Samuelson served as a Board Member Emeritus for the Illinois Agricultural Leadership Foundation (IALF) having previously served as chairman of the board. He also served on the Farm Foundation Bennett Round Table, and was a member of the board of the Agriculture Future of America, the board of Farm Safety 4 Just Kids, and the board of directors of the Foods Resource Bank, and was a trustee of the Cornerstone Foundation of Lutheran Social Services of Illinois, and a member of the board of trustees of the National 4-H Council.

On November 1, 2012, Samuelson published his autobiography You Can't Dream Big Enough via Bantry Bay Media.

In 2014, the CME Group and the National Association of Farm Broadcasting (NAFB) Foundation announced the inaugural recipient of the Orion Samuelson Scholarship ($5,000) for a senior at the University of Illinois, Urbana-Champaign. The scholarship is presented to a college student seeking a career in agricultural communications.

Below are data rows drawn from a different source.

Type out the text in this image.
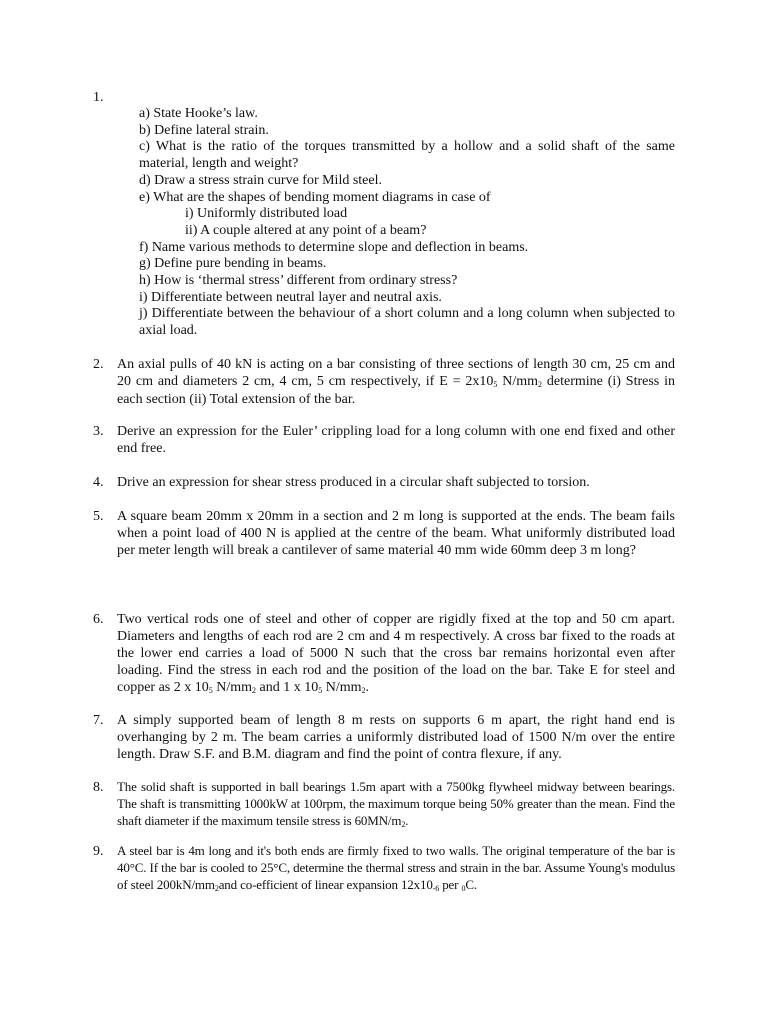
1.
a) State Hooke’s law.
b) Define lateral strain.
c) What is the ratio of the torques transmitted by a hollow and a solid shaft of the same material, length and weight?
d) Draw a stress strain curve for Mild steel.
e) What are the shapes of bending moment diagrams in case of
i) Uniformly distributed load
ii) A couple altered at any point of a beam?
f) Name various methods to determine slope and deflection in beams.
g) Define pure bending in beams.
h) How is ‘thermal stress’ different from ordinary stress?
i) Differentiate between neutral layer and neutral axis.
j) Differentiate between the behaviour of a short column and a long column when subjected to axial load.
2. An axial pulls of 40 kN is acting on a bar consisting of three sections of length 30 cm, 25 cm and 20 cm and diameters 2 cm, 4 cm, 5 cm respectively, if E = 2x105 N/mm2 determine (i) Stress in each section (ii) Total extension of the bar.
3. Derive an expression for the Euler’ crippling load for a long column with one end fixed and other end free.
4. Drive an expression for shear stress produced in a circular shaft subjected to torsion.
5. A square beam 20mm x 20mm in a section and 2 m long is supported at the ends. The beam fails when a point load of 400 N is applied at the centre of the beam. What uniformly distributed load per meter length will break a cantilever of same material 40 mm wide 60mm deep 3 m long?
6. Two vertical rods one of steel and other of copper are rigidly fixed at the top and 50 cm apart. Diameters and lengths of each rod are 2 cm and 4 m respectively. A cross bar fixed to the roads at the lower end carries a load of 5000 N such that the cross bar remains horizontal even after loading. Find the stress in each rod and the position of the load on the bar. Take E for steel and copper as 2 x 105 N/mm2 and 1 x 105 N/mm2.
7. A simply supported beam of length 8 m rests on supports 6 m apart, the right hand end is overhanging by 2 m. The beam carries a uniformly distributed load of 1500 N/m over the entire length. Draw S.F. and B.M. diagram and find the point of contra flexure, if any.
8. The solid shaft is supported in ball bearings 1.5m apart with a 7500kg flywheel midway between bearings. The shaft is transmitting 1000kW at 100rpm, the maximum torque being 50% greater than the mean. Find the shaft diameter if the maximum tensile stress is 60MN/m2.
9. A steel bar is 4m long and it's both ends are firmly fixed to two walls. The original temperature of the bar is 40°C. If the bar is cooled to 25°C, determine the thermal stress and strain in the bar. Assume Young's modulus of steel 200kN/mm2and co-efficient of linear expansion 12x10-6 per 0C.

On September 23, 2020, Samuelson announced his retirement from WGN Radio. His final broadcast on WGN was the noon business report on December 31, 2020. He was succeeded at WGN by Steve Alexander and on This Week in Agribusiness by Mike Pearson.

==Death==
Samuelson died at his home in Huntley, Illinois, on March 16, 2026, at the age of 91.

==Awards==
- National Radio Hall of Fame, 2003
- American Farm Bureau's Distinguished Service Award, 1998
- National Association of Farm Broadcasting Hall of Fame, 1999
- 4-H Alumni Award
- Oscar
- Norsk Høstfest Scandinavian-American Hall of Fame
- Orion Samuelson was inducted as a Laureate of The Lincoln Academy of Illinois and awarded the Order of Lincoln (the State's highest honor) by the governor of Illinois in 2001 in the area of Communication and Agriculture.